Дошло до того, что я, желая избавиться от лишних пререканий, колкостей и споров, стала прятать все, что приобретала. Мои чуланы, комоды, чердаки, шкафы были складами моих сокровищ.
Моя горничная Лиза, прожившая у меня более двадцати лет, была вполне солидарна с мужем во взглядах, и мне приходилось от нее терпеть постоянные попреки:
— Какая вы барыня? — говорила она. — Настоящая барыня нарядная, и шкафы ее заняты только хорошими платьями, а у вас всякая дрянь на первом плане лежит, белья же совсем некуда девать… И чего вы всю эту дрянь копите? Куда все это девать?
В глазах Лизы я не имела совсем авторитета. Когда я занималась живописью, то носила скромные платья, не говоря уже о том, что руки и фартуки у меня часто бывали вымазаны краской и глиной. Лиза говорила:
— Господи, Боже мой, и отчего это вы с утра мажетесь? Я бы, если бы я была на вашем месте, ни о чем бы не думала таком, а все франтила… Вы посмотрите, любая скромная дама, и не такая богатая, как вы, так и та наряднее вас… А что эти старинные вещи, так вот уж как они мне надоели…

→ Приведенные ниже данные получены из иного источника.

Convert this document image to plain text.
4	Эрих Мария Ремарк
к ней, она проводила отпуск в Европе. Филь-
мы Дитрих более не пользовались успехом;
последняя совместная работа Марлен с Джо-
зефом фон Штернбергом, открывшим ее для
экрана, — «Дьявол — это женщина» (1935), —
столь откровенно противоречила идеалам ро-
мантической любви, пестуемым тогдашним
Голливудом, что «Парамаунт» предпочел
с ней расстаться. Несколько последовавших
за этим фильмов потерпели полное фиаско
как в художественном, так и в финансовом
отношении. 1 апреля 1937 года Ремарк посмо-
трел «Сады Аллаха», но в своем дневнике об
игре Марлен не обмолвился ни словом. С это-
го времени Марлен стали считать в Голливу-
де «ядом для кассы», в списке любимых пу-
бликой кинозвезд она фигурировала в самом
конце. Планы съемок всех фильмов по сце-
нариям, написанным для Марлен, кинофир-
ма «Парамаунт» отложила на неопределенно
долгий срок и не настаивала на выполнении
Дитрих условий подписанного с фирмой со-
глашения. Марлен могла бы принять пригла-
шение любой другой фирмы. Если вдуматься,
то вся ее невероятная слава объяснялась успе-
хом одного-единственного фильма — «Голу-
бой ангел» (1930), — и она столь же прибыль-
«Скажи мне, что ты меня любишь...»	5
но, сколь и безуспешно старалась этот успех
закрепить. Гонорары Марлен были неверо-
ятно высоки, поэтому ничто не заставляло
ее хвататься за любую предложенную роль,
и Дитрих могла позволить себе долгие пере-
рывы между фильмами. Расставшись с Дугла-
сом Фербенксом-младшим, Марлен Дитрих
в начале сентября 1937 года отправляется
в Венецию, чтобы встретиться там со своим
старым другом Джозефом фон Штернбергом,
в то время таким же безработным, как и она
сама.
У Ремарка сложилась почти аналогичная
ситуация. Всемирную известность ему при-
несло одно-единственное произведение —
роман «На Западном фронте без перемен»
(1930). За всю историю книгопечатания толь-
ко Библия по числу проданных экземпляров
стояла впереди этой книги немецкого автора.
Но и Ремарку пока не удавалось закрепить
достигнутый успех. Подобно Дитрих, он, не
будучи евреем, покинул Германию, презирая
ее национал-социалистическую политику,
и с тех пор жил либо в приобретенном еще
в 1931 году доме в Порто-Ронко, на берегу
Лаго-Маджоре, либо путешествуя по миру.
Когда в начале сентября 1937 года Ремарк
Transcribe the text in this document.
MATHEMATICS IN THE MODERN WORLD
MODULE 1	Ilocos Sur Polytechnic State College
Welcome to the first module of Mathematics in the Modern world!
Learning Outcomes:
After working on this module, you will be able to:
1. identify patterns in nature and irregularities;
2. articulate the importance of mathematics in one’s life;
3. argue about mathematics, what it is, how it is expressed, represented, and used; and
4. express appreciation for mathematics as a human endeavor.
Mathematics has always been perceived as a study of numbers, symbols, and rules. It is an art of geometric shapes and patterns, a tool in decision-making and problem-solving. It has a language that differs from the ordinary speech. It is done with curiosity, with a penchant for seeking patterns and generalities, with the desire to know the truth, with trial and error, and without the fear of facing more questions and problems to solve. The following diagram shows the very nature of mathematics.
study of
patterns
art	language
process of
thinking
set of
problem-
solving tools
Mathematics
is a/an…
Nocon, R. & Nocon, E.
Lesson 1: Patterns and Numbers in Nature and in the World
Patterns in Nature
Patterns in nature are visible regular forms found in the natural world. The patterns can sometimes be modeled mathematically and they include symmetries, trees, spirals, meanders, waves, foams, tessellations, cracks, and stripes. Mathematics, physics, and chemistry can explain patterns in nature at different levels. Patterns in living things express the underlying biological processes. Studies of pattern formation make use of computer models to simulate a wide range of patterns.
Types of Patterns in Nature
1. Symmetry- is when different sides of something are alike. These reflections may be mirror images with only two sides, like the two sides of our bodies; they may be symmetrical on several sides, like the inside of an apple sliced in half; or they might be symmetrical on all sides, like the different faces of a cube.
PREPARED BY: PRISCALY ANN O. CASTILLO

Но мужа ожидал новый удар. Моя школа во Фленове взяла столько моих сил, симпатий и преданности, что я уже смотрела на нее как на нечто стойкое, прочное, вполне установившееся, и мне захотелось увенчать свое создание храмом Божиим. Некоторые практические соображения побуждали меня приступить как можно скорее к осуществлению этой мысли. В наше школьное воспитание обязательно входило церковное пение. В то время Фленово принадлежало к Знаменскому приходу, отстоящему от Талашкина в пяти верстах, а само Талашкино к Бобыревскому, тоже в пяти верстах. По воскресеньям и по праздникам мои ученики ходили петь в Знаменскую церковь, а в пасхальную ночь они должны были идти по грязи во всякую погоду, отдыхая в грязной сторожке, переполненной насекомыми, и возвращались домой грязными, усталыми, принося с собой паразитов. Так естественно было с моей стороны желать, чтобы при школе был Божий храм.
74
Эта икона находилась в Тенишевском музее в Смоленске. В настоящее время икона "Богоматерь" итальянского мастера XIII в. находится в Государственном музее изобразительных искусств им. А.С.Пушкина в Москве.